B. 1. ANY FEMALE THIRTY-FIVE (35) THROUGH THIRTY-NINE (39) YEARS OF AGE SHALL BE ENTITLED PURSUANT TO THE PROVISIONS OF THIS SECTION TO COVERAGE FOR A LOW-DOSE MAMMOGRAPHY SCREENING.

2. ANY FEMALE FORTY (40) YEARS OF AGE OR OLDER SHALL BE ENTITLED PURSUANT TO THE PROVISIONS OF THIS SECTION TO COVERAGE FOR AN ANNUAL LOW-DOSE MAMMOGRAPHY.

THIS LAW BECAME EFFECTIVE ON NOVEMBER 1, 1989. YOUR QUESTION IS:

PURSUANT TO HOUSE BILL 1157 CAN HEALTH INSURANCE REFUSE TO PAY FOR A SCREENING MAMMOGRAM UNLESS THE DEDUCTIBLE HAS BEEN MET?

BECAUSE YOUR QUESTION MAY BE ANSWERED, FOR THE MOST PART, BY REFERENCE TO A PREVIOUS ATTORNEY GENERAL OPINION, IT DOES NOT APPEAR NECESSARY TO ISSUE AN OFFICIAL OPINION AT THIS TIME. THE CONCLUSIONS EXPRESSED BELOW ARE, OF COURSE, SOLELY THOSE OF THE UNDERSIGNED ASSISTANT ATTORNEY GENERAL.

AS NOTED IN ATTORNEY GENERAL OPINION NO. 86-032, WHICH I HAVE ATTACHED FOR YOUR INFORMATION, ANY DISCUSSION OF LAWS AFFECTING THE REGULATION OF INSURANCE INVOLVES AN INTERPLAY BETWEEN FEDERAL LAW AND STATE LEGISLATION. THE FEDERAL LAW INVOLVED IS THE EMPLOYEE RETIREMENT INCOME SECURITY ACT OF 1974 (ERISA), 29 U.S.C.A. 1001 ET SEQ. WHEN A STATE INSURANCE REGULATION AFFECTS THE TERMS OR BENEFITS OF AN EMPLOYEE BENEFIT PLAN FORMULATED PURSUANT TO ERISA, ERISA MAY PREEMPT THE STATE REGULATION.

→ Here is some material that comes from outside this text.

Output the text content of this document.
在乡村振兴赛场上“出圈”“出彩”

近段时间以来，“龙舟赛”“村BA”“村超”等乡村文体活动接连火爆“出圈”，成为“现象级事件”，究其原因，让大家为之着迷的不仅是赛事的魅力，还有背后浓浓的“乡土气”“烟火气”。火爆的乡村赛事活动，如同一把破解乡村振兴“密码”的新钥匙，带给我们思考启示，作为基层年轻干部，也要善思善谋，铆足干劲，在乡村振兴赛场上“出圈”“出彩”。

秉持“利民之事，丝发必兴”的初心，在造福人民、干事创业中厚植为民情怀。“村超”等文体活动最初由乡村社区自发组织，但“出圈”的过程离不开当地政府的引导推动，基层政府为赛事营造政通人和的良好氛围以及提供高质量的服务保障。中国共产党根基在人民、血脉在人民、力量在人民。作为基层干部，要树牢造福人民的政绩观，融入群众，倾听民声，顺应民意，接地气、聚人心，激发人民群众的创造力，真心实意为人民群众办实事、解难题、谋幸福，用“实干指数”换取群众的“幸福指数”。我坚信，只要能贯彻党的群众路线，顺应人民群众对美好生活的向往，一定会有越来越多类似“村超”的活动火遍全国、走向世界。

A REVIEW OF CASE LAW INDICATES THAT THERE ARE SOME TYPES OF STATE INSURANCE REGULATIONS WHICH DO NOT RESULT IN PREEMPTION BY ERISA.

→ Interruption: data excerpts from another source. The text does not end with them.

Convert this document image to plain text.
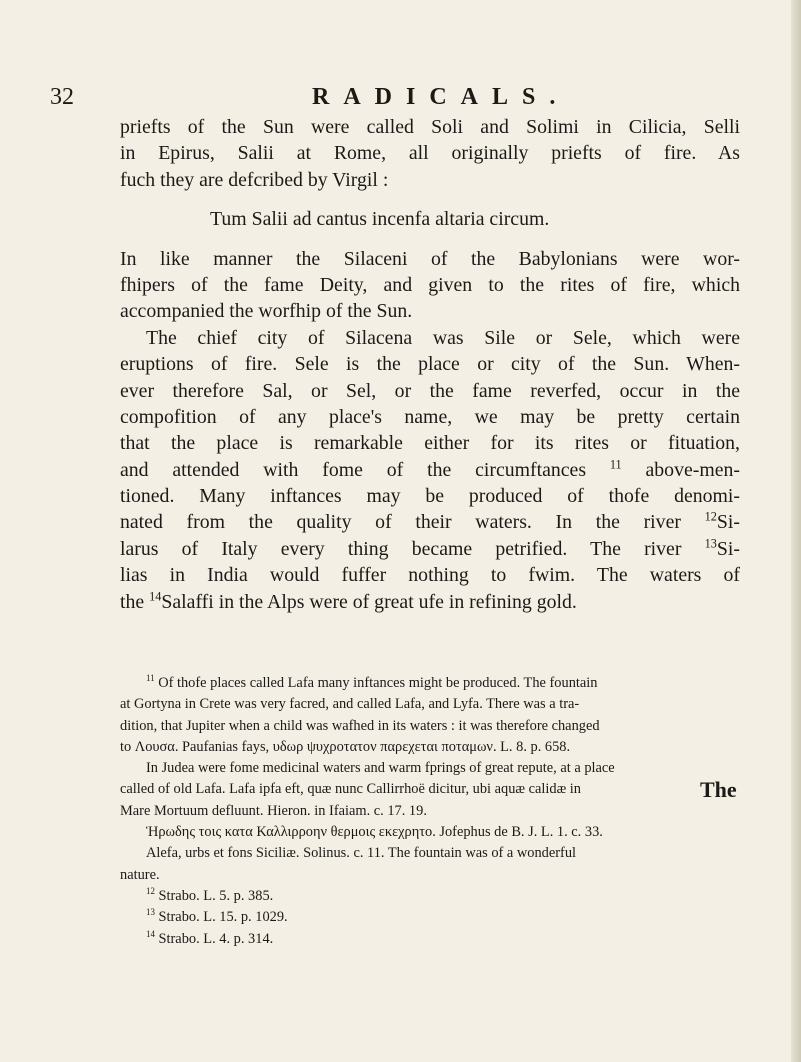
32	RADICALS.
priefts of the Sun were called Soli and Solimi in Cilicia, Selli
in Epirus, Salii at Rome, all originally priefts of fire. As
fuch they are defcribed by Virgil :
Tum Salii ad cantus incenfa altaria circum.
In like manner the Silaceni of the Babylonians were wor-
fhipers of the fame Deity, and given to the rites of fire, which
accompanied the worfhip of the Sun.
The chief city of Silacena was Sile or Sele, which were
eruptions of fire. Sele is the place or city of the Sun. When-
ever therefore Sal, or Sel, or the fame reverfed, occur in the
compofition of any place's name, we may be pretty certain
that the place is remarkable either for its rites or fituation,
and attended with fome of the circumftances $^{11}$ above-men-
tioned. Many inftances may be produced of thofe denomi-
nated from the quality of their waters. In the river $^{12}$Si-
larus of Italy every thing became petrified. The river $^{13}$Si-
lias in India would fuffer nothing to fwim. The waters of
the $^{14}$Salaffi in the Alps were of great ufe in refining gold.
$^{11}$ Of thofe places called Lafa many inftances might be produced. The fountain
at Gortyna in Crete was very facred, and called Lafa, and Lyfa. There was a tra-
dition, that Jupiter when a child was wafhed in its waters : it was therefore changed
to Λουσα. Paufanias fays, υδωρ ψυχροτατον παρεχεται ποταμων. L. 8. p. 658.
In Judea were fome medicinal waters and warm fprings of great repute, at a place
called of old Lafa. Lafa ipfa eft, quæ nunc Callirrhoë dicitur, ubi aquæ calidæ in
Mare Mortuum defluunt. Hieron. in Ifaiam. c. 17. 19.
Ἡρωδης τοις κατα Καλλιρροην θερμοις εκεχρητο. Jofephus de B. J. L. 1. c. 33.
Alefa, urbs et fons Siciliæ. Solinus. c. 11. The fountain was of a wonderful
nature.
$^{12}$ Strabo. L. 5. p. 385.
$^{13}$ Strabo. L. 15. p. 1029.
$^{14}$ Strabo. L. 4. p. 314.
The
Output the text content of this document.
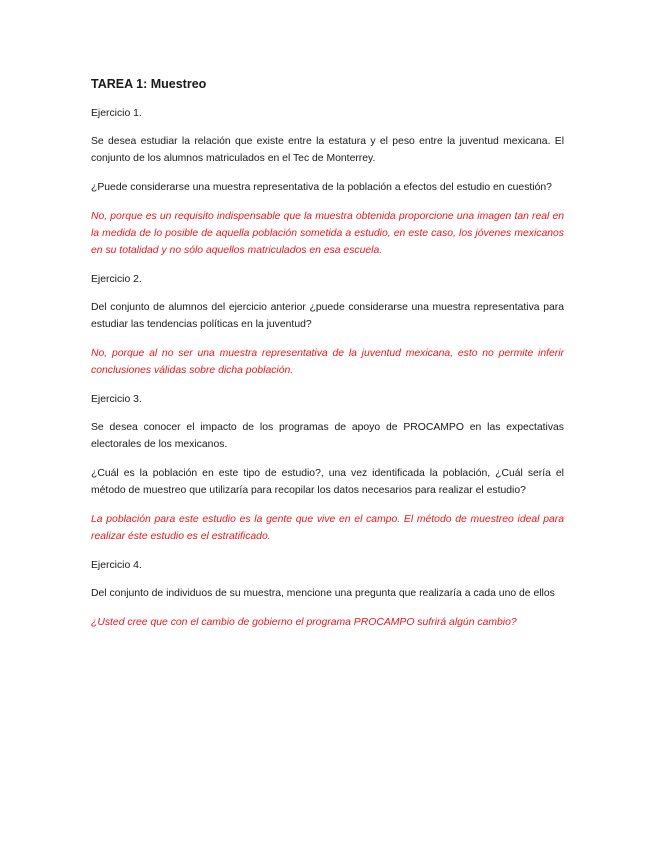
TAREA 1: Muestreo

Ejercicio 1.

Se desea estudiar la relación que existe entre la estatura y el peso entre la juventud mexicana. El conjunto de los alumnos matriculados en el Tec de Monterrey.

¿Puede considerarse una muestra representativa de la población a efectos del estudio en cuestión?

No, porque es un requisito indispensable que la muestra obtenida proporcione una imagen tan real en la medida de lo posible de aquella población sometida a estudio, en este caso, los jóvenes mexicanos en su totalidad y no sólo aquellos matriculados en esa escuela.

Ejercicio 2.

Del conjunto de alumnos del ejercicio anterior ¿puede considerarse una muestra representativa para estudiar las tendencias políticas en la juventud?

No, porque al no ser una muestra representativa de la juventud mexicana, esto no permite inferir conclusiones válidas sobre dicha población.

Ejercicio 3.

Se desea conocer el impacto de los programas de apoyo de PROCAMPO en las expectativas electorales de los mexicanos.

¿Cuál es la población en este tipo de estudio?, una vez identificada la población, ¿Cuál sería el método de muestreo que utilizaría para recopilar los datos necesarios para realizar el estudio?

La población para este estudio es la gente que vive en el campo. El método de muestreo ideal para realizar éste estudio es el estratificado.

Ejercicio 4.

Del conjunto de individuos de su muestra, mencione una pregunta que realizaría a cada uno de ellos

¿Usted cree que con el cambio de gobierno el programa PROCAMPO sufrirá algún cambio?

IN THE CASE OF METROPOLITAN LIFE INSURANCE CO. V. MASSACHUSETTS, 471 U.S. 724 (1985), THE UNITED STATES SUPREME COURT DETERMINED THAT ERISA DOES NOT PREEMPT A STATE "MANDATED BENEFIT" STATUTE WHICH REQUIRES THAT CERTAIN BENEFITS BE PROVIDED IN ALL GROUP INSURANCE POLICIES SOLD IN THE STATE. SUCH A STATUTE IS SAVED FROM PREEMPTION AS A LAW REGULATING INSURANCE UNDER ERISA SECTION 514(B)(2).

36 O.S. 6060 (1989), APPEARS TO BE A "MANDATED BENEFIT" STATUTE WHICH WOULD, IN MOST INSTANCES, BE SAVED FROM PREEMPTION BY ERISA; HOWEVER, SELF-FUNDED PLANS, EVEN THOUGH INCLUDED IN THE STATUTE, WOULD BE SUBJECT TO PREEMPTION BY ERISA PURSUANT TO THE HOLDING IN METROPOLITAN LIFE. SELF-FUNDED INSURANCE PLANS ARE DEFINED AS THOSE PLANS WHICH DO NOT PURCHASE INSURANCE BUT ARE SELF INSURED. THIS IS THE RESULT OF THE APPLICATION OF 514 OF ERISA WHICH PROVIDES THAT STATE LAWS REGULATING STATE INSURANCE COMPANIES ARE SUPERCEDED AND PREEMPTED BY ERISA WITH RESPECT TO SELF INSURED OR SELF-FUNDED WELFARE BENEFIT PLANS.

IN ANSWER TO YOUR QUESTION THEN, HEALTH INSURANCE PLANS, WHICH ARE NOT SELF FUNDED OR SELF INSURED, MAY NOT REFUSE TO PAY FOR A SCREENING MAMMOGRAM UNLESS THE DEDUCTIBLE HAS BEEN MET. SELF FUNDED OR SELF INSURED PLANS MAY BE EXEMPTED FROM COMPLIANCE WITH 36 O.S. 6060 (1989) BY VIRTUE OF THE APPLICABILITY OF ERISA TO SUCH PLANS.